Tatar, BM Genel Kurulu'nda Kıbrıs Türk tarafına da söz hakkı verilmesi gerektiğini ifade ederek, "Daha adil bir dünya kurulacaksa, Kıbrıs Türk halkının da sesi duyulmalı. Biz de uluslararası toplumun bu meseleye adil bir yaklaşım sergilemesini bekliyoruz. Kıbrıs'ta iki ayrı halk var ve bu gerçeğin uluslararası düzeyde kabul edilmesi gerekiyor" dedi. Tatar, Kıbrıs Türk halkının haklarını savunmaya ve adadaki çözüm arayışlarını sürdürmeye kararlı olduklarını bir kez daha vurguladı.

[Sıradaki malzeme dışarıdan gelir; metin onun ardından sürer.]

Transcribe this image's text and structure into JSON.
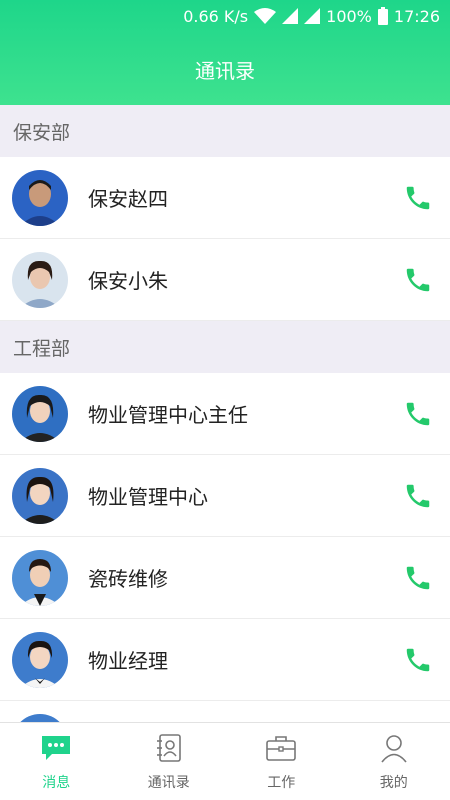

Kıbrıs meselesinin çözümüne ilişkin geçmişten gelen yanlış yaklaşımların terk edilmesi gerektiğini kaydeden Tatar, "Eski anlayışlarla Kıbrıs meselesinin çözümü mümkün değildir. Artık gerçekçi ve adil bir yaklaşım benimsenmelidir" diye konuştu. Tatar, uluslararası toplumun Kıbrıs Türk halkına yönelik haksız izolasyonları sona erdirmesi ve adadaki barış sürecine katkıda bulunması gerektiğini ifade etti.